Cardiac resynchronization therapy and AV optimization increase myocardial oxygen consumption, but increase cardiac function more than proportionally

Abstract

BackgroundThe mechanoenergetic effects of atrioventricular delay optimization during biventricular pacing (“cardiac resynchronization therapy”, CRT) are unknown. MethodsEleven patients with heart failure and left bundle branch block (LBBB) underwent invasive measurements of left ventricular (LV) developed pressure, aortic flow velocity-time-integral (VTI) and myocardial oxygen consumption (MVO2) at 4 pacing states: biventricular pacing (with VV 0ms) at AVD 40ms (AV-40), AVD 120ms (AV-120, a common nominal AV delay), at their pre-identified individualised haemodynamic optimum (AV-Opt); and intrinsic conduction (LBBB). ResultsAV-120, relative to LBBB, increased LV developed pressure by a mean of 11(SEM 2)%, p=0.001, and aortic VTI by 11(SEM 3)%, p=0.002, but also increased MVO2 by 11(SEM 5)%, p=0.04.AV-Opt further increased LV developed pressure by a mean of 2(SEM 1)%, p=0.035 and aortic VTI by 4(SEM 1)%, p=0.017. MVO2 trended further up by 7(SEM 5)%, p=0.22.Mechanoenergetics at AV-40 were no different from LBBB.The 4 states lay on a straight line for Δexternal work (ΔLV developed pressure×Δaortic VTI) against ΔMVO2, with slope 1.80, significantly >1 (p=0.02). ConclusionsBiventricular pacing and atrioventricular delay optimization increased external cardiac work done but also myocardial oxygen consumption.
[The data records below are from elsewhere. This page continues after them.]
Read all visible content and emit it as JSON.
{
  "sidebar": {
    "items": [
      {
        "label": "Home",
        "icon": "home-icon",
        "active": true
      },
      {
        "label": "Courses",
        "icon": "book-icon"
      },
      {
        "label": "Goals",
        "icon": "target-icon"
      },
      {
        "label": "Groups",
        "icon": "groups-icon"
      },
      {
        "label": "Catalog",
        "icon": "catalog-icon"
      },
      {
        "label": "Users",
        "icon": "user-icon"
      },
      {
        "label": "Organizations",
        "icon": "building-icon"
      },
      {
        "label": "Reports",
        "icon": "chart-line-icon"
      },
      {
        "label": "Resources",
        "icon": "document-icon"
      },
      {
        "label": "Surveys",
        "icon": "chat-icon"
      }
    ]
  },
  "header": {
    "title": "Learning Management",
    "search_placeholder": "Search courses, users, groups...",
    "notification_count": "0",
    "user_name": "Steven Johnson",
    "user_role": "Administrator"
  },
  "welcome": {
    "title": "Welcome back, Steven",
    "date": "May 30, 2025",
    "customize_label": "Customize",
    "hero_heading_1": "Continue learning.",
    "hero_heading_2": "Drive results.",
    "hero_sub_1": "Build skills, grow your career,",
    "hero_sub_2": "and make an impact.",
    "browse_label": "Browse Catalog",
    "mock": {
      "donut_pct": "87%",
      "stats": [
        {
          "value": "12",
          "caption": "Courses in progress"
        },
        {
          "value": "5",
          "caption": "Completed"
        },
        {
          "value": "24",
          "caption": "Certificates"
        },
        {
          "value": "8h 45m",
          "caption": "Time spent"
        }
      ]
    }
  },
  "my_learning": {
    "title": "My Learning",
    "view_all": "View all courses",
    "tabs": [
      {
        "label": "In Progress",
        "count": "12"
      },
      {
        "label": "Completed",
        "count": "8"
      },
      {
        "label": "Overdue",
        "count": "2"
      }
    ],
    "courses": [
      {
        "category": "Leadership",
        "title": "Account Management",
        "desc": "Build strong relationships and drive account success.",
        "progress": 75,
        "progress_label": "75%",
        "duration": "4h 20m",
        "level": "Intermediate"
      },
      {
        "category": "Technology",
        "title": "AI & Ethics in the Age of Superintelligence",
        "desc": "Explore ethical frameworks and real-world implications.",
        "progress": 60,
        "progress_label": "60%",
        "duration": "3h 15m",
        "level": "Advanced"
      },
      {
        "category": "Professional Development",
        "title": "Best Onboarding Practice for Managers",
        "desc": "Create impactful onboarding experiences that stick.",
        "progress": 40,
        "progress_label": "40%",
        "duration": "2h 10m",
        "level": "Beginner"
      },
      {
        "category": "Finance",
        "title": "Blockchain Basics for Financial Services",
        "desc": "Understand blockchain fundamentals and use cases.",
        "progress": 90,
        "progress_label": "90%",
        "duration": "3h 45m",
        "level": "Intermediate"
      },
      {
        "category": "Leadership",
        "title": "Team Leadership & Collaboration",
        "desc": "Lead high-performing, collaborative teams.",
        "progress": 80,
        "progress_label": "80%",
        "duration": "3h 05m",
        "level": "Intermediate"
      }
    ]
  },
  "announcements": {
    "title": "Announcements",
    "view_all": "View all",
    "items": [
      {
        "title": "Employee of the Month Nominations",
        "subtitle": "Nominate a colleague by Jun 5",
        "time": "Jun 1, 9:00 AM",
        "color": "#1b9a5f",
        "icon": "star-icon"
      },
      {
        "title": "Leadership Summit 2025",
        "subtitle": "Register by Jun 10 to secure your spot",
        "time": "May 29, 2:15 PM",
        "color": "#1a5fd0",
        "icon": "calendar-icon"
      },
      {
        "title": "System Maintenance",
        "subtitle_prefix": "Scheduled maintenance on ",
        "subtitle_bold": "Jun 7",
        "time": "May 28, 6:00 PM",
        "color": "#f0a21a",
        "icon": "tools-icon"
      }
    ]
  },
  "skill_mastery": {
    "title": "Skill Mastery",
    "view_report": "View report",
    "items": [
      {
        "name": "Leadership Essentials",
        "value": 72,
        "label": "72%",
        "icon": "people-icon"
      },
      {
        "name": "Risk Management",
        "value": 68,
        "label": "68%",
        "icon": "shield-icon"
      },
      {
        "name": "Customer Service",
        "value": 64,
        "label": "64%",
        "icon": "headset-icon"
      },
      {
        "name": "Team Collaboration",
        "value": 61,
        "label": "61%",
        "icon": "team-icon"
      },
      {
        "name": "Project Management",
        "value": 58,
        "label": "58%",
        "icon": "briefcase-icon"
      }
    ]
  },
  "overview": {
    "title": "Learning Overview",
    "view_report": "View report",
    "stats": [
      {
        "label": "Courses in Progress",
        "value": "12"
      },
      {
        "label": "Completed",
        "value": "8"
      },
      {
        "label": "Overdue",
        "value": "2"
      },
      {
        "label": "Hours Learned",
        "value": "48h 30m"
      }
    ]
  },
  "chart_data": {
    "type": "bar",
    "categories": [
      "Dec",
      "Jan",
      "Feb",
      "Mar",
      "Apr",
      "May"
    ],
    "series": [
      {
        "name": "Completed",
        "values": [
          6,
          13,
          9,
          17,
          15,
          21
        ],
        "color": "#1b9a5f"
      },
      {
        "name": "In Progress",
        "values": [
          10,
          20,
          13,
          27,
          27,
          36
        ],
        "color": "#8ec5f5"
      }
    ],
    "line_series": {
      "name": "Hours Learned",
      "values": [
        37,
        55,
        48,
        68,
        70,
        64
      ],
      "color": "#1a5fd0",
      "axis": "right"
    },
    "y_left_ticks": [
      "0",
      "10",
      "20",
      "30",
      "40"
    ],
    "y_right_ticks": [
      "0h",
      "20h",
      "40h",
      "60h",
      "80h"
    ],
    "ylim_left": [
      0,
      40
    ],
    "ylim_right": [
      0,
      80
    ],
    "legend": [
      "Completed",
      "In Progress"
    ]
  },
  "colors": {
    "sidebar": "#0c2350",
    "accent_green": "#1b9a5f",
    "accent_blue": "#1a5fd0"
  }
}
Nevertheless, the increase in cardiac work was ~80% greater than the increase in oxygen consumption, signifying an improvement in cardiac mechanoenergetics. Finally, the incremental effect of optimization on external work was approximately one-third beyond that of nominal AV pacing, along the same favourable efficiency trajectory, suggesting that AV delay dominates the biventricular pacing effect — which may therefore not be mainly “resynchronization”.